I do a lot of work with external HTTP API’s, and I love the vcr for use in writing tests/specs involving these. It records the interaction, so most of the time the tests are running based on a recorded interaction, not actually going out to the remote HTTP server.
This makes the tests run faster, it makes more sense on a CI server like Travis, it let’s tests run automatically without having to hard-code credentials in for authenticated services (make sure to use VCR’s filter_sensitive_data feature, figuring out the a convenient way to do that with real world use cases is a different discussion), and it even lets people run the tests without having credentials themselves at all to make minor PRs and such.
But in actual local dev, I sometimes want to run my tests against live data for sure, often as the exactly HTTP requests change as I edit my code. Sometimes I need to do this over and over again in a cycle. Previously, I was doing things like manually deleting the relevant VCR cassettes files , to ensure I was running with live data, or avoid VCR “hey, this is a new request buddy” errors.
Why did I never think of using the tools VCR already gives us to make it a lot easier on myself?
Normally works as always, but I just gotta
VCR=all ./bin/rspec to run that run with brand newly recorded cassettes. Or
VCR=all ./bin/rspec some_specific_spec.rb to re-record only that spec, or only the specs I’m working on, etc.
Geez, I should have figured that out years ago. So I’m sharing with you.
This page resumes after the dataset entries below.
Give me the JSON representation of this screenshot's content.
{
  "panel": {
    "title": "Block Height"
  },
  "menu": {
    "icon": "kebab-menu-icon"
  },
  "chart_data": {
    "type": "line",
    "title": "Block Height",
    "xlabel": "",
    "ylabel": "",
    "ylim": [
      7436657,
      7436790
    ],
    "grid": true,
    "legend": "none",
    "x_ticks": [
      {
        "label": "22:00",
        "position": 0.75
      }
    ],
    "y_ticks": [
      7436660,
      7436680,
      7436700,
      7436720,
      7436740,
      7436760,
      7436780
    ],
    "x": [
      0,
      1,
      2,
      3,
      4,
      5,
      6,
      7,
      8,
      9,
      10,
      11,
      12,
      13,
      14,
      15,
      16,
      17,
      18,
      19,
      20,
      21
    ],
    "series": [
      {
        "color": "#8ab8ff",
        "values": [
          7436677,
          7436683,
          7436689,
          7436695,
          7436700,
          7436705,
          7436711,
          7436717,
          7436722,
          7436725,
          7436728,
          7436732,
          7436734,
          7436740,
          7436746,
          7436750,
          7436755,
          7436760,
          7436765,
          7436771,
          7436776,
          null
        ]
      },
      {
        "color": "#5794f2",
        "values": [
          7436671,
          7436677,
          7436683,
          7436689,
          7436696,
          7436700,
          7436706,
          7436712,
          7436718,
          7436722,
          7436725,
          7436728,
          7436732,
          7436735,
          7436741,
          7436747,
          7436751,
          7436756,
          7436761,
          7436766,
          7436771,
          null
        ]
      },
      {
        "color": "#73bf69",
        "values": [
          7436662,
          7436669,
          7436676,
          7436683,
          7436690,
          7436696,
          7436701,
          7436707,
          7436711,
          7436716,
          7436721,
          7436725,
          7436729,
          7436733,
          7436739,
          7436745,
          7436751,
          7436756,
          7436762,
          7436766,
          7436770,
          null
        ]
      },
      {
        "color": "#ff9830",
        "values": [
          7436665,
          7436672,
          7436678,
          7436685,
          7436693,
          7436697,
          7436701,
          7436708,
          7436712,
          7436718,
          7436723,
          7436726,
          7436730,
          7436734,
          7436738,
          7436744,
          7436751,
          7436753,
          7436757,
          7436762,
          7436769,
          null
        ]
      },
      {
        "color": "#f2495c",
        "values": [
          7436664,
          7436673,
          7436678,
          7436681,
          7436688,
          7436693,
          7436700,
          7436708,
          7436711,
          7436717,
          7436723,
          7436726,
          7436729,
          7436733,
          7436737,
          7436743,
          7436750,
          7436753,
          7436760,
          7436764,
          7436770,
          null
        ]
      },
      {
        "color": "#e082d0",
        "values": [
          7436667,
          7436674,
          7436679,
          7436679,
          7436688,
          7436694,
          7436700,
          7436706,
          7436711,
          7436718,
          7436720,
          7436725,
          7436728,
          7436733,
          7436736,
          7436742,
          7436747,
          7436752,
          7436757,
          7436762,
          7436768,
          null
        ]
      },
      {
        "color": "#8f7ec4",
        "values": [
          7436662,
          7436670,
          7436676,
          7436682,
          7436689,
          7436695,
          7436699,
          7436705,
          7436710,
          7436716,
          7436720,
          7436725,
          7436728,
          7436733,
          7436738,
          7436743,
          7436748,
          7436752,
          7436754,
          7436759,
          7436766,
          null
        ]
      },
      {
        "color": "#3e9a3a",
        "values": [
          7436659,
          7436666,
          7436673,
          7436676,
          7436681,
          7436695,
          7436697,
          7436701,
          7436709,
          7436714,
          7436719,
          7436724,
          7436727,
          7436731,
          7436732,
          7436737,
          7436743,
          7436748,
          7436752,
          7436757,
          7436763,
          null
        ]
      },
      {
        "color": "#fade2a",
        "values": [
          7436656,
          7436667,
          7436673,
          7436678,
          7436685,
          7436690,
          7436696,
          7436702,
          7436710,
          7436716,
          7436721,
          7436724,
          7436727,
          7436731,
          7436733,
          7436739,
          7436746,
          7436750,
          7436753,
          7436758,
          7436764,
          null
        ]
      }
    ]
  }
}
Just don’t ask me if it makes more sense to put VCR configuration in
rails_helper.rb. I still haven’t figured out what that split is supposed to be about honestly. I mean, I do sometimes VCR specs of service objects that do not have Rails dependencies…. but I usually just drop it (and all my other config) in
rails_helper.rb and ignore the fact that rspec these days is trying to force us to make a choice I don’t really understand the implications or utility of and don’t want to think about.